Отцова сосна упала. Эпитафия
Над Карпинкой стоит свод из облаков. Там, под этим сводом, вход в Родину.
В этот синий глаз небес меж облаками и землёй и влетит моя душа. Вылечу туда из Липовой аллеи.
Здесь, в начале Аллеи, взрослые всегда разводили костёр. Здесь всегда были чёрные, прокопчённые кирпичи для шашлыков, и мы ходили сюда колоть орехи, собранные на Плотине.
Мы рано их рвали – и почти во всех были даже не белые, сыроватые ядра, а вата.
Мы с двоюродной сестрой Аллой, дочкой дяди Василия, опускали в костёр сухие звонкие палочки с отсохшей корой, белые, гладкие. Их концы тлели и курились, и мы, от страха не сводя глаз с прыгающей оранжевой звезды на конце прута, шли в тёмную глубину вечерней Аллеи.

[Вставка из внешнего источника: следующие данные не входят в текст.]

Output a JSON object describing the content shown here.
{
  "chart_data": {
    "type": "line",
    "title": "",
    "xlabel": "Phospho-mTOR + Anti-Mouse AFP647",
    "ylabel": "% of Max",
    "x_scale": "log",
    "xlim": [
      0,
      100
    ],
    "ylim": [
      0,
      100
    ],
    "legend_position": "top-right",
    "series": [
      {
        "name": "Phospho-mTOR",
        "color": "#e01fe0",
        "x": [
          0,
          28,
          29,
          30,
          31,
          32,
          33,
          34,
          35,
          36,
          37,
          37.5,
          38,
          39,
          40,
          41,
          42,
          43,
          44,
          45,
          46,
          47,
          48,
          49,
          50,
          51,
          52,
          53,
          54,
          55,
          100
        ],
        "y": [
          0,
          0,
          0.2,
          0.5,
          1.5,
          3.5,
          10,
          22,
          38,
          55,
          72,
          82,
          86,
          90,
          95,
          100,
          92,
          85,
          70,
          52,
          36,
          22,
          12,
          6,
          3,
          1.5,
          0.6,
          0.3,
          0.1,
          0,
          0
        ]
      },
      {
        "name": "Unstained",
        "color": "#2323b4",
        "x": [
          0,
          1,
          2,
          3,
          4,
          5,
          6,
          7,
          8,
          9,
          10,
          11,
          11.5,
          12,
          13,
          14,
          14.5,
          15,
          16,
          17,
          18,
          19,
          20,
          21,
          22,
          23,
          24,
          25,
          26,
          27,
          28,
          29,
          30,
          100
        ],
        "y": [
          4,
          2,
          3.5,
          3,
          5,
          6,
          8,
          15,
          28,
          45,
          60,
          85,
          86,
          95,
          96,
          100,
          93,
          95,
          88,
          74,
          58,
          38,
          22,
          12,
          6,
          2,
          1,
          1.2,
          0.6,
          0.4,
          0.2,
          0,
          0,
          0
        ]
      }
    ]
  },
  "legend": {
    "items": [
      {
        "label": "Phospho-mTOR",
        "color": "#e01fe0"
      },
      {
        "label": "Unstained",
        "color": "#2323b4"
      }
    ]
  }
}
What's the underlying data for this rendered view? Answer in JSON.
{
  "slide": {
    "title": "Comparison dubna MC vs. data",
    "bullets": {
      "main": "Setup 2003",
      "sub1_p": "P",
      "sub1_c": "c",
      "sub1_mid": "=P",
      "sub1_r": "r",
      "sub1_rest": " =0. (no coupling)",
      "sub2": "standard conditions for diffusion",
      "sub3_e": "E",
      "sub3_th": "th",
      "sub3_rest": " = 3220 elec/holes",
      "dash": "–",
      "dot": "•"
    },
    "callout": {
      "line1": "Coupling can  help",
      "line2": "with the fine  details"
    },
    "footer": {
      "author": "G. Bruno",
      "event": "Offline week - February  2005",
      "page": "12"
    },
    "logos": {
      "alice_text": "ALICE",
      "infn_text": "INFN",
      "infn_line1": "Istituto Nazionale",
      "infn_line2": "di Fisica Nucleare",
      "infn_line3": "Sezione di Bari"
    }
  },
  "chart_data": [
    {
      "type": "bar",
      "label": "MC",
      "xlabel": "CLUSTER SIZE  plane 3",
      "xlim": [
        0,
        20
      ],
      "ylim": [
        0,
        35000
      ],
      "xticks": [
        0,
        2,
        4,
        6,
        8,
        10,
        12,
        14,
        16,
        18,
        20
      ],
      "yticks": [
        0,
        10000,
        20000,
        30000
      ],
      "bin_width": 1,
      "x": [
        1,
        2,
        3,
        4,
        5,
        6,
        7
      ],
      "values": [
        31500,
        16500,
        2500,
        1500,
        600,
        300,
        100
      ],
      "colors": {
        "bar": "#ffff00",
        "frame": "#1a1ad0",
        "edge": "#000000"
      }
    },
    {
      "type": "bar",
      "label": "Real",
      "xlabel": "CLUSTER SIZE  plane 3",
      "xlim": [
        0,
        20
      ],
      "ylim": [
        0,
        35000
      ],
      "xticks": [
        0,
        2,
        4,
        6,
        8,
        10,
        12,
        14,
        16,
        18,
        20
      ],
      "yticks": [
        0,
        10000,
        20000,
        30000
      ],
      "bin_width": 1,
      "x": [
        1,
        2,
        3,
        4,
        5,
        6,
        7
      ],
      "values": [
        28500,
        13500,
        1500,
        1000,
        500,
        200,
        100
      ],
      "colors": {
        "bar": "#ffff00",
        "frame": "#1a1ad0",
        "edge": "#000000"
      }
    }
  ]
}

Это было – и неужели ушло бесследно, или же ничего не оставило, кроме раны, которая то покрывается жёсткой корочкой бесчувствия, то вновь вскрывается и кровоточит?
«Отцова сосна упала»… Приснились мне эти слова, или их действительно когда-то сказала бабушка, но я слышала их внутренним слухом. И я решила поехать туда, где уже никого нет, и ничего нашего не осталось.
Я мало знаю о моём дедушке. Я не знаю никого, кто знал бы его молодым. Моя бабушка, Евдокия Петровна, родилась, когда у дедушки, Ивана Васильевича, уже был первенец. Евдокия Петровна вышла замуж за Ивана Васильевича в том же возрасте, в котором был Иван Васильевич в год рождения Евдокии Петровны. Она всегда называла его «Отец». Перед сном я представляю их. Тех, чья кровь течет во мне, тех, кто дал мне характер и страсть. Тех, кто ушёл от меня, прогнал меня. Прошлое как паразит живёт во мне. Образы, траченные временем, чужие слова, мои мысли сплавляются в фантомы, за которыми я прячусь от одиночества ночи.
Иван Васильевич едет по Дороге. Дорога сухая и калёная, телега движется медленно, но задние колёса звонко стучат, попадая в колею. Над полями синее марево, и нижний его слой почти чёрный. Это насекомые волнуются над клевером и гречихой. Чёрная лошадь всхрапывает, хочет пить. Пот лежит на ней фиолетовыми пятнами. Иван Васильевич едва подёргивает вожжи. У него нет кнута, и густой широколистной веткой он отгоняет оводов. Всё реже Иван Васильевич берётся за ветку, голова его опускается на грудь, и кепка сползает на глаза, открывая голый затылок, и серебряным пятном отражается луч в затылке, и напекает, но Иван Васильевич уже спит, и берёзы на обочине Дороги шуршат, и тень их то появляется на бортке телеги, то сползает к колёсам.